Patient-derived lung tumor xenografts (PDX)
Severe combined immunodeficiency (SCID) female mice (6–9 weeks old) (Cyagen, Santa Clara, USA) were maintained under ‘‘specific pathogen-free’’ conditions based on the guidelines established by the Zhengzhou University Institutional Animal Care and Use Committee. Human lung tumor specimens were obtained from the Affiliated Cancer Hospital in Zhengzhou University. Tissues were cut into small pieces and inoculated into the back of the neck of each mouse. Mice were divided into 3 groups consisting of 7–8 animals/group for the HLG77 and HLG80 PDX models as follows: 1) shControl virus infected group; 2) shOSGIN1 #2 virus infected group and 3) shOSGIN1 #7 virus infected group. Previously, an in vivo gefitinib-resistant NSCLC PDX model (LG1GR) was generated in-house [24]. Mice were divided into 4 groups consisting of 7 animals/group for the LG1GR PDX model as follows: 1) shControl virus infected group; 2) shControl virus infected + 50 mg/kg gefitinib group; 3) shOSGIN1 #2 virus infected group and 4) shOSGIN1 #2 virus infected + 50 mg/kg gefitinib group. shControl and shOSGIN1 virus were injected 3 times over the course of 10 days. The gefitinib treatment regimen was initiated when the tumor volume reached approximately 300 mm3. Tumor volume was calculated from measurements of 2 diameters of the individual tumor base using the following formula: tumor volume (mm3) = (length × width × height × 0.52). Mice were monitored until tumors reached approximately 1.5 cm3 total volume, at which time the mice were euthanized and the tumor tissues, liver, kidney and spleen were extracted.

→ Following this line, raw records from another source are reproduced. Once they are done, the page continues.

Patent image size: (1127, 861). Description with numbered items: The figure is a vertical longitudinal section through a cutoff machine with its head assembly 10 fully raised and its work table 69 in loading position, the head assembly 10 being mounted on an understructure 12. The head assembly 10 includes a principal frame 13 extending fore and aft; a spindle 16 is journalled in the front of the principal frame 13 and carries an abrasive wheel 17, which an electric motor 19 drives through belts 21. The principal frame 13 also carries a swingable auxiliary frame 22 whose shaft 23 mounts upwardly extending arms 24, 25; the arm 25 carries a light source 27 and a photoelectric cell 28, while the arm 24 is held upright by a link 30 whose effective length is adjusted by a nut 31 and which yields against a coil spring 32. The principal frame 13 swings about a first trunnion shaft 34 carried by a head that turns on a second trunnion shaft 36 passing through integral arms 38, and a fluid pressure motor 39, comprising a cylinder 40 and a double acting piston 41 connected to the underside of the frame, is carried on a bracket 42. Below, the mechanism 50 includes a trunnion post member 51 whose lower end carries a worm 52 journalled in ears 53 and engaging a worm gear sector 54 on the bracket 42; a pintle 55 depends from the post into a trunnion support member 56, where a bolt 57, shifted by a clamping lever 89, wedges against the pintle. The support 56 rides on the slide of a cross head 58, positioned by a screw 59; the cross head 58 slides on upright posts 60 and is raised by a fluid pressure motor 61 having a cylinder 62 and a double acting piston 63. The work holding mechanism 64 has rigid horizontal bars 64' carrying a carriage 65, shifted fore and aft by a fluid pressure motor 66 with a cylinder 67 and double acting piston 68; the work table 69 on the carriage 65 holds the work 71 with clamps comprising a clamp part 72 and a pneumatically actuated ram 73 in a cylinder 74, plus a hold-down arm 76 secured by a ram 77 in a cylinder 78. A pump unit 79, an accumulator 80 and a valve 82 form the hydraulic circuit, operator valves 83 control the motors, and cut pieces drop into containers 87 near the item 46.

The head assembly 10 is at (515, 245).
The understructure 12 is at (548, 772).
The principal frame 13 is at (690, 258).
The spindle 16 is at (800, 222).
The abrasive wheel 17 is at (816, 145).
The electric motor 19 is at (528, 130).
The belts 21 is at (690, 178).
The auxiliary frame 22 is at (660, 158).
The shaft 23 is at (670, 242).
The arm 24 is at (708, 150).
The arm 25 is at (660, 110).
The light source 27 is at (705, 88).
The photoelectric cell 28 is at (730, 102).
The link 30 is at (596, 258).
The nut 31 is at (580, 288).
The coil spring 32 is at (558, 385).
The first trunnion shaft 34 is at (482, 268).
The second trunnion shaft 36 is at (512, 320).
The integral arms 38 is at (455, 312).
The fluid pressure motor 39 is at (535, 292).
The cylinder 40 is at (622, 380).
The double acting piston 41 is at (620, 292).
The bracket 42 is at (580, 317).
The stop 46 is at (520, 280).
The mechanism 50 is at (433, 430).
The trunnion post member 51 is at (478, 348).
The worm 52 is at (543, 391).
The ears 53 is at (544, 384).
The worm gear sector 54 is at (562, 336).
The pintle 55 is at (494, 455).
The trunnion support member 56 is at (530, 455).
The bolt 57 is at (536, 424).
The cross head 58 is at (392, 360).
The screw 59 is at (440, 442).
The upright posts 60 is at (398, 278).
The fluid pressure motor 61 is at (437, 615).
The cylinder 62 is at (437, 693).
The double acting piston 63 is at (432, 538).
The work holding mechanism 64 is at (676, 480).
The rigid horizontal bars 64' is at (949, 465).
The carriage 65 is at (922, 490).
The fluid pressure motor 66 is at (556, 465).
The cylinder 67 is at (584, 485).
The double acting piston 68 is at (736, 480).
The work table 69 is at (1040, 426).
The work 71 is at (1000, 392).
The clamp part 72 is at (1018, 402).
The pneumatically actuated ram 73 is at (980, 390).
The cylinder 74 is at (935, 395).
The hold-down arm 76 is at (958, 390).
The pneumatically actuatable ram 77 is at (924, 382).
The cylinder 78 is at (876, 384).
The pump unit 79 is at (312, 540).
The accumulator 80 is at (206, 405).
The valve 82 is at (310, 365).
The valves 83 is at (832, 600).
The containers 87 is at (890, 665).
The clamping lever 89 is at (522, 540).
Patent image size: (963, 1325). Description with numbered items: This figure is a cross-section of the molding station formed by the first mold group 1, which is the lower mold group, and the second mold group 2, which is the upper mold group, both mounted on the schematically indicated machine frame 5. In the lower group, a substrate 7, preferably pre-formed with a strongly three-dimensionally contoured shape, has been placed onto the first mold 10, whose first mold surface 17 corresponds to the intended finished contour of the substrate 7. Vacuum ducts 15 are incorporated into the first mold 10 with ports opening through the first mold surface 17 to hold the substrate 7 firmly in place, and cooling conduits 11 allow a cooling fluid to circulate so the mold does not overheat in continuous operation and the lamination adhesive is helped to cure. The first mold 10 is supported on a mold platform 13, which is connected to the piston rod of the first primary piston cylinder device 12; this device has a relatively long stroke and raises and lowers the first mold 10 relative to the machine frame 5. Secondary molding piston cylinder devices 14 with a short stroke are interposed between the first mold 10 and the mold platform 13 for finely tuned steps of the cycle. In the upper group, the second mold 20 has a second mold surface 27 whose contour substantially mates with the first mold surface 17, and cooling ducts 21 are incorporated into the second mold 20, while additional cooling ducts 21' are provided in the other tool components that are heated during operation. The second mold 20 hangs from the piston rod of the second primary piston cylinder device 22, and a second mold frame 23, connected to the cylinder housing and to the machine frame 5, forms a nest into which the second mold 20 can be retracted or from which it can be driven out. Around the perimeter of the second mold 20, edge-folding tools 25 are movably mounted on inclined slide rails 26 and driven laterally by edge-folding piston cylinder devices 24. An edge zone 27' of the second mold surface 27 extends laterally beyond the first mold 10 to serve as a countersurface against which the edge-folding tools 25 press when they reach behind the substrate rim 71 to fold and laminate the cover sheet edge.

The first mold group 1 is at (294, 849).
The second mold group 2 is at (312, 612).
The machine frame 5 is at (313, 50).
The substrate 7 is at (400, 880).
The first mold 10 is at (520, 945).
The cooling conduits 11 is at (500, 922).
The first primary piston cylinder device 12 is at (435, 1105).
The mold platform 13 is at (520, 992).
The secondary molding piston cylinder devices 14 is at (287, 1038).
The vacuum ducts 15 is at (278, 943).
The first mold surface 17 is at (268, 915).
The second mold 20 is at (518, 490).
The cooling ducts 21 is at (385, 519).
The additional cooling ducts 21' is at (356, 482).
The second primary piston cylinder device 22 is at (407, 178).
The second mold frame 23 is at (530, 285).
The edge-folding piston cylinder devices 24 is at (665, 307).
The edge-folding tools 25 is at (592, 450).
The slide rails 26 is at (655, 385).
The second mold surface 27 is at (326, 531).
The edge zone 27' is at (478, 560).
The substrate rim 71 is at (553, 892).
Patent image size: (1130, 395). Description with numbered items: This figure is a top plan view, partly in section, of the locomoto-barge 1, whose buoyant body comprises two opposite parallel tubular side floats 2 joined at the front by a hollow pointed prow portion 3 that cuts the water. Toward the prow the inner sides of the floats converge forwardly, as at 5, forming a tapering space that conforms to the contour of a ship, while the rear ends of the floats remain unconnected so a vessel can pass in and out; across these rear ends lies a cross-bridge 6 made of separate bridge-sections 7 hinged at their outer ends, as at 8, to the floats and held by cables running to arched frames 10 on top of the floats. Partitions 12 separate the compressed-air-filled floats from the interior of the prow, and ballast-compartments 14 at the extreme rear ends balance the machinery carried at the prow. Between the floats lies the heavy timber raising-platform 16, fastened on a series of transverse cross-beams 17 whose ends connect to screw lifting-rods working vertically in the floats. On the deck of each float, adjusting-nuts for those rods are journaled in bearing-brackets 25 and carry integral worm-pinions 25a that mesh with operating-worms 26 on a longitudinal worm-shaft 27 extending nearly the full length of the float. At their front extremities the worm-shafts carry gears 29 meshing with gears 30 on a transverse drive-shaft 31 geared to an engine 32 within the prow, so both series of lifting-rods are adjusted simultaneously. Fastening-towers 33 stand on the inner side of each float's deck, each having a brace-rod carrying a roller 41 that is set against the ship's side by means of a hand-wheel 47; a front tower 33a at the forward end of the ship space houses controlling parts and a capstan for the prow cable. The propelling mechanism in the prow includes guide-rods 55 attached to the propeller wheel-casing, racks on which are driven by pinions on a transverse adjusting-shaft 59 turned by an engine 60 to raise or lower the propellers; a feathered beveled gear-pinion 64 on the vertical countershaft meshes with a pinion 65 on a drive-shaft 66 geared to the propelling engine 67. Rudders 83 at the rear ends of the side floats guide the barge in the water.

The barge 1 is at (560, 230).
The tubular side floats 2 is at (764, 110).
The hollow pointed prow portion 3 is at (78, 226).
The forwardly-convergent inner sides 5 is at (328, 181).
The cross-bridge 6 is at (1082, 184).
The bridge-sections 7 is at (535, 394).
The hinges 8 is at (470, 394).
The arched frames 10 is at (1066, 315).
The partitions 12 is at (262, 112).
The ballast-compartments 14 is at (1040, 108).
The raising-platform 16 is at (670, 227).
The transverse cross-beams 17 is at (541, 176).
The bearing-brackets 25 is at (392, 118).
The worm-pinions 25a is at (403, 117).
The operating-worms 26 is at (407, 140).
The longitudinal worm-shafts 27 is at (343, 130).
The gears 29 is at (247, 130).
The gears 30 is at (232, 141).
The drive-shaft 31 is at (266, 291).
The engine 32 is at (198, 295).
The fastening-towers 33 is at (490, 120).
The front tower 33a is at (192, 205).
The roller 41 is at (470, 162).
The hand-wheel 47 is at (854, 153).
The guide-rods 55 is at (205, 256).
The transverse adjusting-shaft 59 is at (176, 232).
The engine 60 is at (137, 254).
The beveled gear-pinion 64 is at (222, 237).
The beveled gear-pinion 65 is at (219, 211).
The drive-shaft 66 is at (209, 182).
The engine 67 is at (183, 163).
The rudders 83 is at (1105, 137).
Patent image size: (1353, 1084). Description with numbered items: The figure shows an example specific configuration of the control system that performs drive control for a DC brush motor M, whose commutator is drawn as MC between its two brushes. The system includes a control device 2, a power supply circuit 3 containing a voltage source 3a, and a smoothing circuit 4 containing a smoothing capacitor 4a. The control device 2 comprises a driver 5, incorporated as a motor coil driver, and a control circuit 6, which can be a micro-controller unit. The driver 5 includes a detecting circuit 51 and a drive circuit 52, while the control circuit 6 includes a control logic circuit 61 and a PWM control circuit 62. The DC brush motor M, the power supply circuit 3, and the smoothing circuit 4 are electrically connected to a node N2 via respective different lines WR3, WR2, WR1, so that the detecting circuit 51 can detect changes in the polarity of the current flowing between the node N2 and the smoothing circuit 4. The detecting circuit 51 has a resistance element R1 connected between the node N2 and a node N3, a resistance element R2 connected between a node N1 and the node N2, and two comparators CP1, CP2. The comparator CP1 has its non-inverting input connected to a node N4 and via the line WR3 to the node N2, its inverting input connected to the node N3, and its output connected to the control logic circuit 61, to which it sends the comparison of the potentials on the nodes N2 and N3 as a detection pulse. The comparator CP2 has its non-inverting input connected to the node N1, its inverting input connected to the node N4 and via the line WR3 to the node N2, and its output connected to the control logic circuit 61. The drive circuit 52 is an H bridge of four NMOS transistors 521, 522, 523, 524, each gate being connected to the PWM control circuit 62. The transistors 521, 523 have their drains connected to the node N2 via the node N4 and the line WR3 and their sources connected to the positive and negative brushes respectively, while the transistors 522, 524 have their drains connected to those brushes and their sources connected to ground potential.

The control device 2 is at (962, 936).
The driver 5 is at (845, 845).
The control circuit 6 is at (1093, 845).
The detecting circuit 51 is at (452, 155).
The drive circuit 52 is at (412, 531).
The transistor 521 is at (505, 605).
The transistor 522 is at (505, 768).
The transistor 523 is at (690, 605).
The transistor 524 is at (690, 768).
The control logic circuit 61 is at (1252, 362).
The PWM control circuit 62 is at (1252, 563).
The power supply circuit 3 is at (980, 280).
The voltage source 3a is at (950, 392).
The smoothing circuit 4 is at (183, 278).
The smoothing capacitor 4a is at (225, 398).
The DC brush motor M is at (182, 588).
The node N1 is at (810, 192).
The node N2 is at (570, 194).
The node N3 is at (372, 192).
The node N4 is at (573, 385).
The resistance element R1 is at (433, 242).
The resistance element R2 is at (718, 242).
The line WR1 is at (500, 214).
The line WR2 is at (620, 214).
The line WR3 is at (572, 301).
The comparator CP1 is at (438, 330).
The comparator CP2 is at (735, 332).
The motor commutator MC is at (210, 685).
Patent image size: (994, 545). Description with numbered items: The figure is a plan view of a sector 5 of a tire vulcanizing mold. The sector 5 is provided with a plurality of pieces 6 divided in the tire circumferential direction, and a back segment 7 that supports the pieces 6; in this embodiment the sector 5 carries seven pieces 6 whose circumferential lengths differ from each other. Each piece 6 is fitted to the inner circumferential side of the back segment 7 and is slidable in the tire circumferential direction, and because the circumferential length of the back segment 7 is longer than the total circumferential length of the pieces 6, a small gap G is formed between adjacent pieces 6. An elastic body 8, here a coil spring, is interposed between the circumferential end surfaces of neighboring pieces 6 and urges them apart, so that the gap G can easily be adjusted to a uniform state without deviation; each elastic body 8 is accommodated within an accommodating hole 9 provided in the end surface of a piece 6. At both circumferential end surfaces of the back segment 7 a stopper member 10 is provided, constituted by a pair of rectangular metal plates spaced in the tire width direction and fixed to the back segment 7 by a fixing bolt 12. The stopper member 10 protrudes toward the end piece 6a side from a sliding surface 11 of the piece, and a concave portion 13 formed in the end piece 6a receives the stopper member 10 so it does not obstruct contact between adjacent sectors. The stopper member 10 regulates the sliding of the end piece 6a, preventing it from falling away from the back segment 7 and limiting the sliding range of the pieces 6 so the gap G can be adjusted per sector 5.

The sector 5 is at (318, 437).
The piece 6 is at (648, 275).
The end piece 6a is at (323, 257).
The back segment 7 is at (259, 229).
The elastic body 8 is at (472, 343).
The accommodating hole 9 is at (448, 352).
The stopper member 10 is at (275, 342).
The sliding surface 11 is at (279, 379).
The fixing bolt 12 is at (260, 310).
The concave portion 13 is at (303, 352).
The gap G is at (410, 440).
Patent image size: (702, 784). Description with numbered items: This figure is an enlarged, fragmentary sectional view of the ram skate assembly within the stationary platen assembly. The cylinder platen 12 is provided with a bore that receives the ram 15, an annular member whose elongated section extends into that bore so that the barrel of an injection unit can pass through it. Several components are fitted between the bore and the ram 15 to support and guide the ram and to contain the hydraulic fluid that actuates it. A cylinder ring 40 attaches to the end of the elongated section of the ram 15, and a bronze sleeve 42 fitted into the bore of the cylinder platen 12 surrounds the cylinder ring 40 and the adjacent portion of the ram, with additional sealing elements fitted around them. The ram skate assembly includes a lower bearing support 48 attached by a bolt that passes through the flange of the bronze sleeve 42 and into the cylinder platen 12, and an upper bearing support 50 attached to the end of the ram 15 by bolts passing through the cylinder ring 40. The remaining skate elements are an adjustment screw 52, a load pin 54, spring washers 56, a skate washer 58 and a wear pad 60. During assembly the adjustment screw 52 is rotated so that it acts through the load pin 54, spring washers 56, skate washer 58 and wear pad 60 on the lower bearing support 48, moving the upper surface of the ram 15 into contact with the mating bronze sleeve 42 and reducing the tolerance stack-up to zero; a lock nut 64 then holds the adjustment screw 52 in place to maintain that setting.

Databases and online survival analysis platform
The expression of TUBB3 in lung adenocarcinoma is obtained from the ualcan website (https://ualcan.path.uab.edu/index.html) [25] and the survival rate is analyzed using Kaplan-Meier Plotter (http://kmplot.com/analysis) [26]. The results of phosphoproteomics was investigated using KEGG (http://www.kegg.jp) [27].
Statistical analysis
All quantitative results were expressed as mean values ± S.D. or ± S.E. Significant differences were compared using the Student’s t test, nonparametric test or one-way analysis of variance (ANOVA). A p value of < 0.05 was considered to be statistically significant. The statistical package for social science (SPSS) for Windows (IBM, Inc. Armonk, NY, USA.) was used to calculate the p value to determine statistical significance.